Saturday, October 25, 2014

Fantasy Fest 2014, Local's Parade 2

Frances Street at the start of my favorite Fantasy Fest event (the kink fest at the Island House For Men is not on my radar).

A mobile bar complete with unbearably loud music all powered by a  a generator. Too bad they only dispensed gnats piss- Bud and Lite. Much appreciated nonetheless:
Hot cats:
 The effect was spoiled by the hairy legs. Just my opinion.
Fantasy Fest is all smoke and mirrors. I mean, who knew you  could buy a tattoo design top?

My mirror image when I'm out riding, chaps an old helmet and a big smile. Not forgetting the Yuengling...
Kids..? Not alone apparently. One would like to think they will grow up with a well balanced view of life.
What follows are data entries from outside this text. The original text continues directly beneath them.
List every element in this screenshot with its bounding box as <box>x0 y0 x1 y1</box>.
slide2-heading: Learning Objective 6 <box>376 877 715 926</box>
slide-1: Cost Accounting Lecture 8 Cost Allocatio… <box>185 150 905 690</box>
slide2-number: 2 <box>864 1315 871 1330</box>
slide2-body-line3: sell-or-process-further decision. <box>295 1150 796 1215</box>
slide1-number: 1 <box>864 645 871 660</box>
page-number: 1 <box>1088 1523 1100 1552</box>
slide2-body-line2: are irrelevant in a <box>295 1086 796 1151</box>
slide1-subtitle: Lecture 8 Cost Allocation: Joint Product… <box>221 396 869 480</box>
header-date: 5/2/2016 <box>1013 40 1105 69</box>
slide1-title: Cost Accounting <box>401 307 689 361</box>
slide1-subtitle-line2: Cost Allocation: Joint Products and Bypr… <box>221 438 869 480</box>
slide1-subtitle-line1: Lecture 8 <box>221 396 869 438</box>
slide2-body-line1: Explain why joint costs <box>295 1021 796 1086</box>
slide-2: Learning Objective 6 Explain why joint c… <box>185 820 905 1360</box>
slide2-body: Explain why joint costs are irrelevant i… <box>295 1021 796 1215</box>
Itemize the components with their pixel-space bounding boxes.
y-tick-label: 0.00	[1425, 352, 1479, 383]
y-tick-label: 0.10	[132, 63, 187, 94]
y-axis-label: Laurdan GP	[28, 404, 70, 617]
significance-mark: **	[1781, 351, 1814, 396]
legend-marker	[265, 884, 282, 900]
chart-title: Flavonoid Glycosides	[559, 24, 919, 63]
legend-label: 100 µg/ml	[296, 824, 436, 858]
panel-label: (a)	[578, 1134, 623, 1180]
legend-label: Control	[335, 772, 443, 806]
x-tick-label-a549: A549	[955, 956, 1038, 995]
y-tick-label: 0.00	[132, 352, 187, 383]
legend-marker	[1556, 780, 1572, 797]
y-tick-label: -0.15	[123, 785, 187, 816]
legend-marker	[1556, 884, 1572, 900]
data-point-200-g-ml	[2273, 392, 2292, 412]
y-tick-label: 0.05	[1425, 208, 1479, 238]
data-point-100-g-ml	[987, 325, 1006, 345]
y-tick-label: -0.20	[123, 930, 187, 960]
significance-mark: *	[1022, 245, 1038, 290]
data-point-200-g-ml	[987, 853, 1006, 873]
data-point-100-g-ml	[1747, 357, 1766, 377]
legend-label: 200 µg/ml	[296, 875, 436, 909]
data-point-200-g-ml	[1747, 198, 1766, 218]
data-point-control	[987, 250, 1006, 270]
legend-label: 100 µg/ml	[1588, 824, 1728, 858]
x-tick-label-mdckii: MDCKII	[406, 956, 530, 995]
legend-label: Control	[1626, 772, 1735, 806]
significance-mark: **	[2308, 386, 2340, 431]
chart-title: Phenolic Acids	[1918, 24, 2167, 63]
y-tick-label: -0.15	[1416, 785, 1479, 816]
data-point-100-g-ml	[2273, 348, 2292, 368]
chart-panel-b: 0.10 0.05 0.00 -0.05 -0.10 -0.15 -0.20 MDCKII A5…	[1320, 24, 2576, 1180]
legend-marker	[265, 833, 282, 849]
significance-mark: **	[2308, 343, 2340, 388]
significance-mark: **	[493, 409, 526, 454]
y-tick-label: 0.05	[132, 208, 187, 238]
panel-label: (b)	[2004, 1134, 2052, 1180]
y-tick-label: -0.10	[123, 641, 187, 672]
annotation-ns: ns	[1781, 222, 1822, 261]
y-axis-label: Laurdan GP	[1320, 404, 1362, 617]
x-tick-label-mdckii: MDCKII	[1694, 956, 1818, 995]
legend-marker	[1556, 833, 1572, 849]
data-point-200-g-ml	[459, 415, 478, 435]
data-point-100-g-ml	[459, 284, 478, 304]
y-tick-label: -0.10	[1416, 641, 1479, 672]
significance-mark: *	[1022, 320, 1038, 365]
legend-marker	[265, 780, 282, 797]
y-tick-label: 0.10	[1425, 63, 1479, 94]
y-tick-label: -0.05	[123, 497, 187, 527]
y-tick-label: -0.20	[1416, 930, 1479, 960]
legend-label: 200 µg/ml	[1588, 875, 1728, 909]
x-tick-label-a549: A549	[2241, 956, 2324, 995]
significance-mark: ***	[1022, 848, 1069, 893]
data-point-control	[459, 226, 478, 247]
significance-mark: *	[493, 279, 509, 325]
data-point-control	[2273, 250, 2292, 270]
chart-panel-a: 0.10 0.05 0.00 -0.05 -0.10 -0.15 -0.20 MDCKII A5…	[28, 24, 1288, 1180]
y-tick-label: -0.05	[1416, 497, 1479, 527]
In all its variety. 
 Free range roosters or what:

I cannot imagine how this Monty Python character was planning to walk 12 blocks to Duval dressed like this:

This dude was  slugging a bottle of white wine, thank heavens for modern screw tops, but he advised his ex-wife, the head on the pole, was not partaking and did not approve. He was clearly working out some issues this Fantasy Fest.
 Really, who says Fantasy Fest is for adults only?
 Aside from the hat and the codpiece this dude, below was all paint and a smile.

 Couldn't not have an Ebola dude in all this chaos, now could we?


I tried to imagine Cheyenne a) wearing a  grass skirt and b) posing with me (also in  a grass skirt). My imagination failed me on all counts.

I saw this woman standing and  staring into the distance down Frances Street as I walked back to my Bonneville. She looked sad waiting for someone who had missed the parade and would never come. She told me she was actually holding the parking space for a friend and she laughed when I told her my thoughts. She liked my picture of her:
 I liked this lot, below, late to the party yet cheerful. Distracted possibly by their message.
I repaired to Sandys for a large con leche and some cheese bread. A funny thing happened an old Cuban dude was in line in front pf me and asked in Spanish if I wanted coffee, so I replied yes in Spanish, si for those of you language impaired, thinking he was asking about my intended purchase. Not at all. He whipped out a large plastic cup and a small plastic thimble and poured me a buchi from his colada. Serious caffeiene for a long night ahead. 
I got my con leche and sandwich and rode off to one more intense night in dispatch. I miss the long quiet nights of summer.